Al mismo tiempo, también se constató la costumbre de Bergoglio de expresarse coloquialmente, también como Sumo Pontífice, sin pensar en recovecos diplomáticos, o sin medir el peso de cada una de sus frases, como “establece” en cambio el protocolo diplomático internacional en particular respecto a la dialéctica publica de un jefe de Estado, incluyendo al Papa.

El Padre Lombardi  preciso que el texto (del articulo) estaba fundado en su sentido general, pero no en cada una de las afirmaciones “entre-comilladas”, subrayando además que el mismo “no había sido revisado (por el Papa) palabra por palabra”: Es decir, las frases atribuidas a Bergoglio, tal y como fueron ilustradas por “Repubblica”, no reflejaban el pensamiento del Papa.

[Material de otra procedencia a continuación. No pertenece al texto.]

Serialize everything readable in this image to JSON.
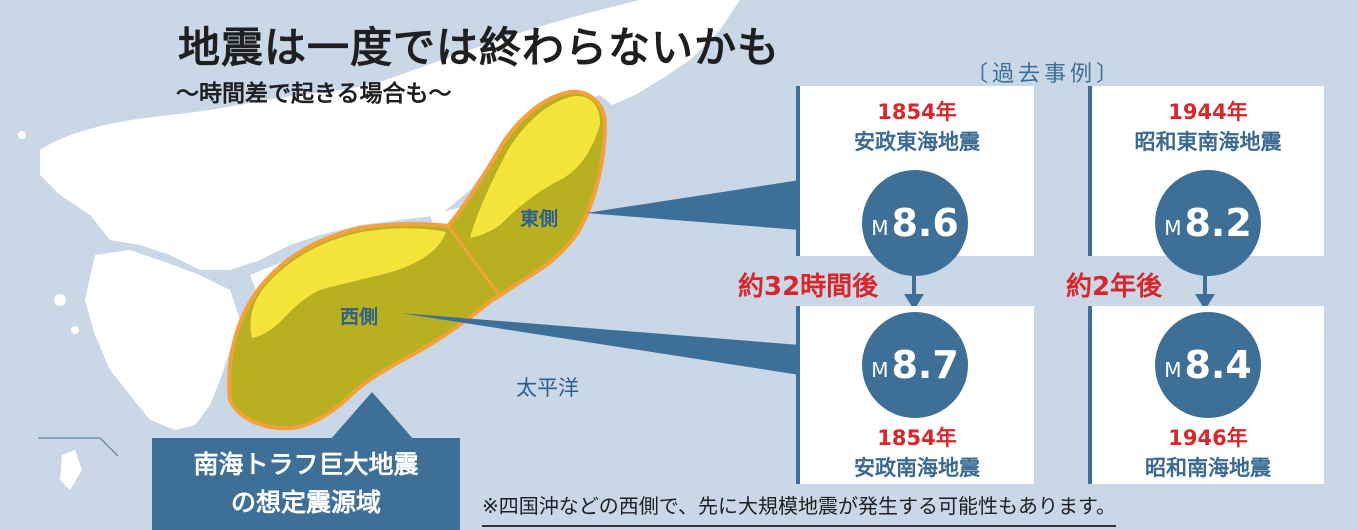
{
  "title": "地震は一度では終わらないかも",
  "subtitle": "～時間差で起きる場合も～",
  "past_cases_label": "〔過去事例〕",
  "map": {
    "east_label": "東側",
    "west_label": "西側",
    "ocean_label": "太平洋",
    "zone_label_line1": "南海トラフ巨大地震",
    "zone_label_line2": "の想定震源域"
  },
  "cases": [
    {
      "first_year": "1854年",
      "first_name": "安政東海地震",
      "first_m": "M",
      "first_mag": "8.6",
      "interval": "約32時間後",
      "second_m": "M",
      "second_mag": "8.7",
      "second_year": "1854年",
      "second_name": "安政南海地震"
    },
    {
      "first_year": "1944年",
      "first_name": "昭和東南海地震",
      "first_m": "M",
      "first_mag": "8.2",
      "interval": "約2年後",
      "second_m": "M",
      "second_mag": "8.4",
      "second_year": "1946年",
      "second_name": "昭和南海地震"
    }
  ],
  "note": "※四国沖などの西側で、先に大規模地震が発生する可能性もあります。",
  "colors": {
    "ocean": "#c9d7e7",
    "land": "#ffffff",
    "zone_fill": "#b9b021",
    "zone_border": "#f5a13a",
    "accent": "#3d6f97",
    "red": "#d8262a"
  }
}
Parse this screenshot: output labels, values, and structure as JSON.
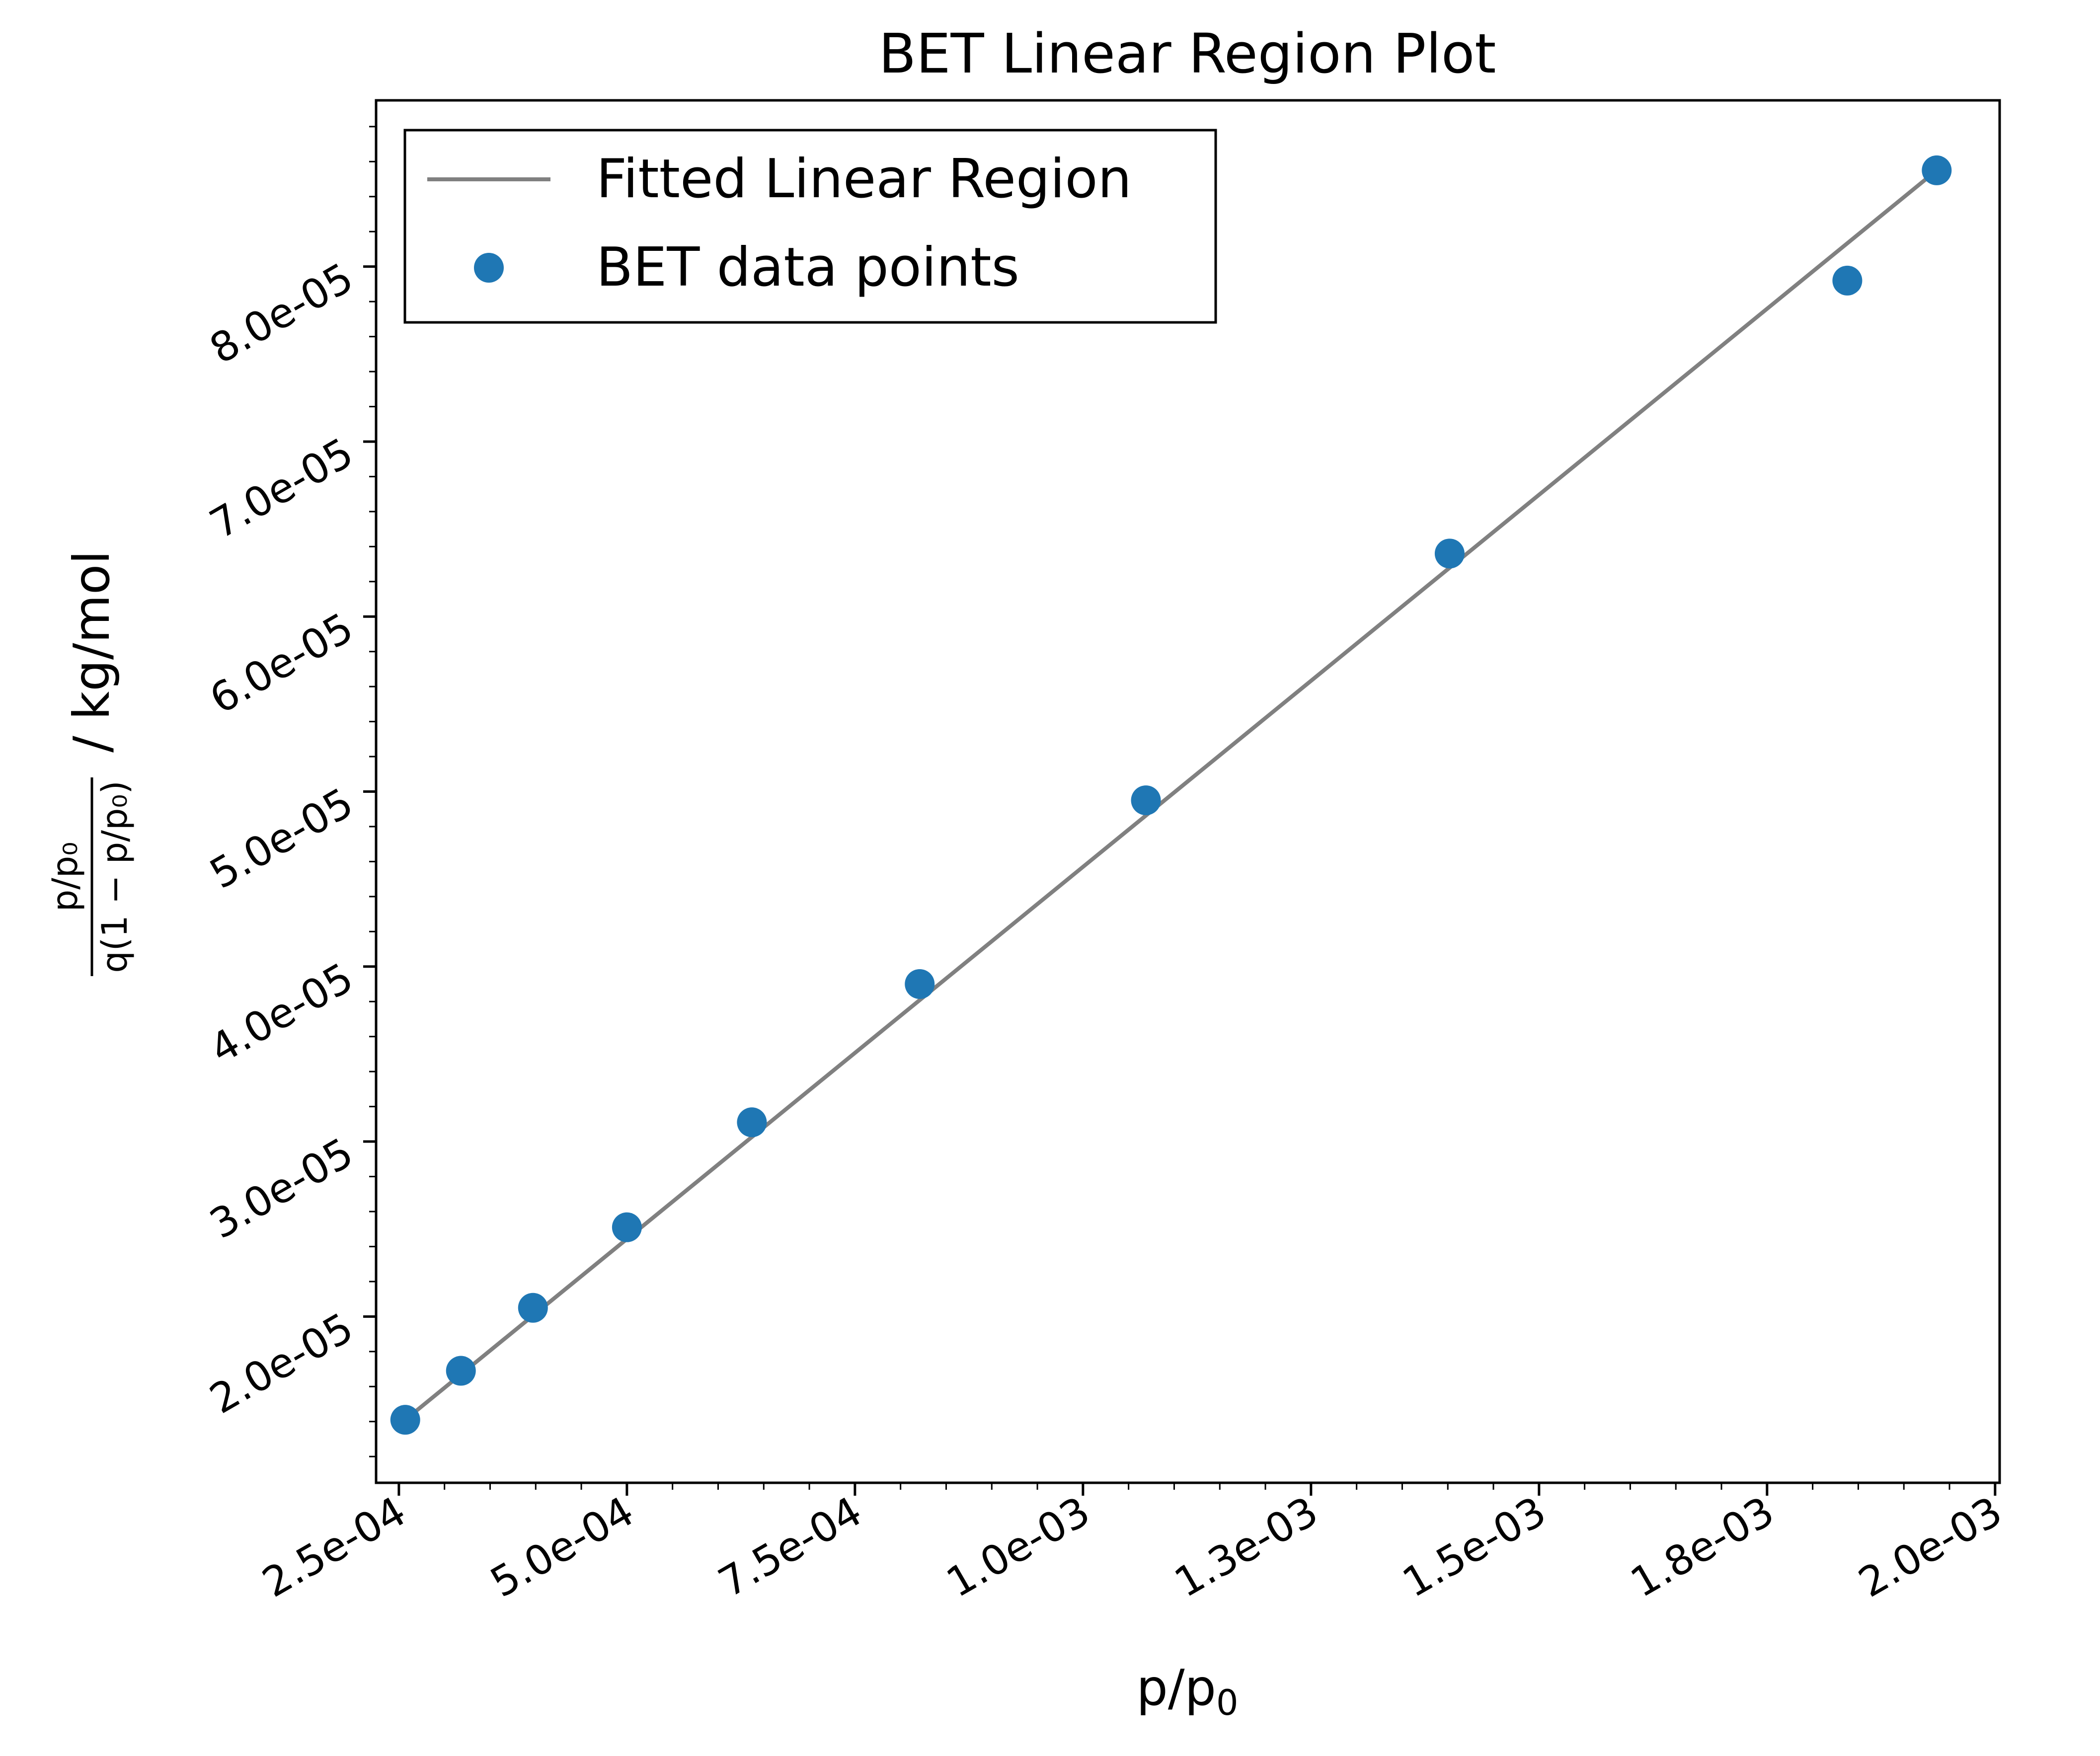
{
  "chart_data": {
    "type": "scatter",
    "title": "BET Linear Region Plot",
    "xlabel": "p/p₀",
    "ylabel": {
      "numerator": "p/p₀",
      "denominator": "q(1 − p/p₀)",
      "unit": "/ kg/mol"
    },
    "xlim": [
      0.000225,
      0.002005
    ],
    "ylim": [
      1.05e-05,
      8.95e-05
    ],
    "x_ticks": [
      0.00025,
      0.0005,
      0.00075,
      0.001,
      0.00125,
      0.0015,
      0.00175,
      0.002
    ],
    "x_tick_labels": [
      "2.5e-04",
      "5.0e-04",
      "7.5e-04",
      "1.0e-03",
      "1.3e-03",
      "1.5e-03",
      "1.8e-03",
      "2.0e-03"
    ],
    "y_ticks": [
      2e-05,
      3e-05,
      4e-05,
      5e-05,
      6e-05,
      7e-05,
      8e-05
    ],
    "y_tick_labels": [
      "2.0e-05",
      "3.0e-05",
      "4.0e-05",
      "5.0e-05",
      "6.0e-05",
      "7.0e-05",
      "8.0e-05"
    ],
    "grid": false,
    "legend_position": "upper-left",
    "series": [
      {
        "name": "Fitted Linear Region",
        "kind": "line",
        "color": "#808080",
        "x": [
          0.000257,
          0.001936
        ],
        "y": [
          1.41e-05,
          8.55e-05
        ]
      },
      {
        "name": "BET data points",
        "kind": "scatter",
        "color": "#1f77b4",
        "x": [
          0.000257,
          0.000318,
          0.000397,
          0.0005,
          0.000637,
          0.000821,
          0.001069,
          0.001402,
          0.001838,
          0.001936
        ],
        "y": [
          1.41e-05,
          1.69e-05,
          2.05e-05,
          2.51e-05,
          3.11e-05,
          3.9e-05,
          4.95e-05,
          6.36e-05,
          7.92e-05,
          8.55e-05
        ]
      }
    ]
  }
}
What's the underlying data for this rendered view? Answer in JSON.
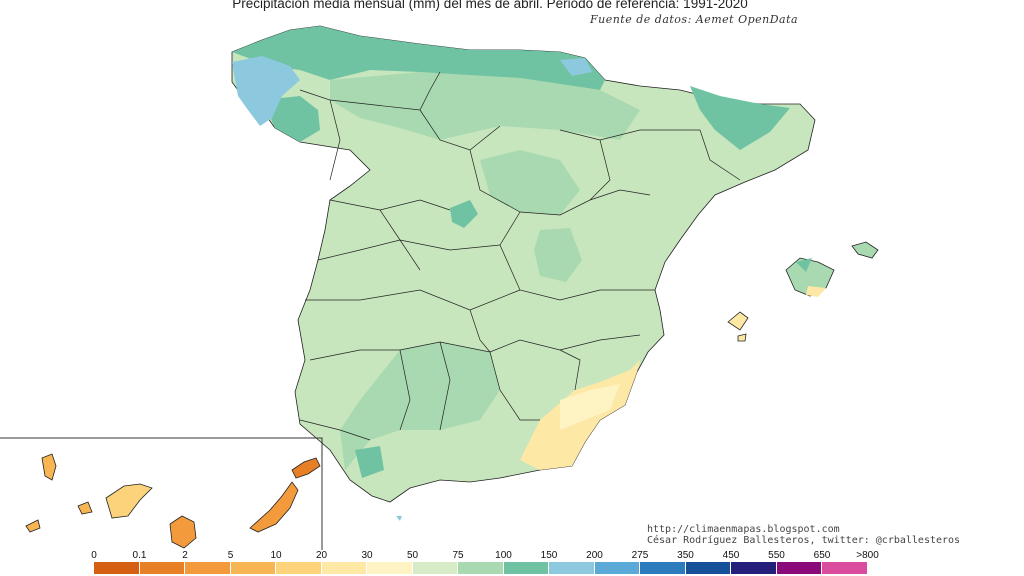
{
  "title": "Precipitación media mensual (mm) del mes de abril. Periodo de referencia: 1991-2020",
  "source": "Fuente de datos: Aemet OpenData",
  "credits": {
    "blog": "http://climaenmapas.blogspot.com",
    "author": "César Rodríguez Ballesteros, twitter: @crballesteros"
  },
  "legend": {
    "thresholds": [
      "0",
      "0.1",
      "2",
      "5",
      "10",
      "20",
      "30",
      "50",
      "75",
      "100",
      "150",
      "200",
      "275",
      "350",
      "450",
      "550",
      "650",
      ">800"
    ],
    "colors": [
      "#d45f12",
      "#e77f26",
      "#f39b3c",
      "#f7b553",
      "#fcd27b",
      "#fde8a6",
      "#fdf3c3",
      "#d6ecc6",
      "#a8d9b0",
      "#6fc3a2",
      "#8cc9df",
      "#5aa9d6",
      "#2b7bbd",
      "#16509a",
      "#231f7a",
      "#8a0a7c",
      "#d94c9e"
    ]
  },
  "palette": {
    "light_green": "#c8e6bd",
    "green": "#a8d9b0",
    "teal": "#6fc3a2",
    "blue": "#8cc9df",
    "cream": "#fde8a6",
    "orange": "#f39b3c"
  }
}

En otras palabras, según el Vaticano, se trató de un resumen escrito autónomamente por Eugenio Scalfari, en el cual, como dijo el vocero, “se considero más correcto limitar su valor desde el punto de vista periodístico, sin incluirlo en cambio entre los textos papables que se pueden consultar en el ‘sitio’ del Vaticano”.

El hecho es que este singular episodio reveló de manera significativa la primera de las que podrían definirse “incomprensiones” entre Francisco y la galaxia informativa, un universo del cual Bergoglio siempre había desconfiado, con o sin razón, antes de llegar al solio pontificio y encontrarse por lo tanto en el centro de la atención mundial.

Sucesivamente, sobre todo al inicio del pontificado, se registraron otras situaciones semejantes, aunque menos trascendentales, con las consiguientes interpretaciones opuestas, o por lo menos diversas, no solo entre los “medios”, sino también entre algunos exponentes del mismo mundo eclesiástico, y el estilo verbal del nuevo jefe de la Iglesia católica.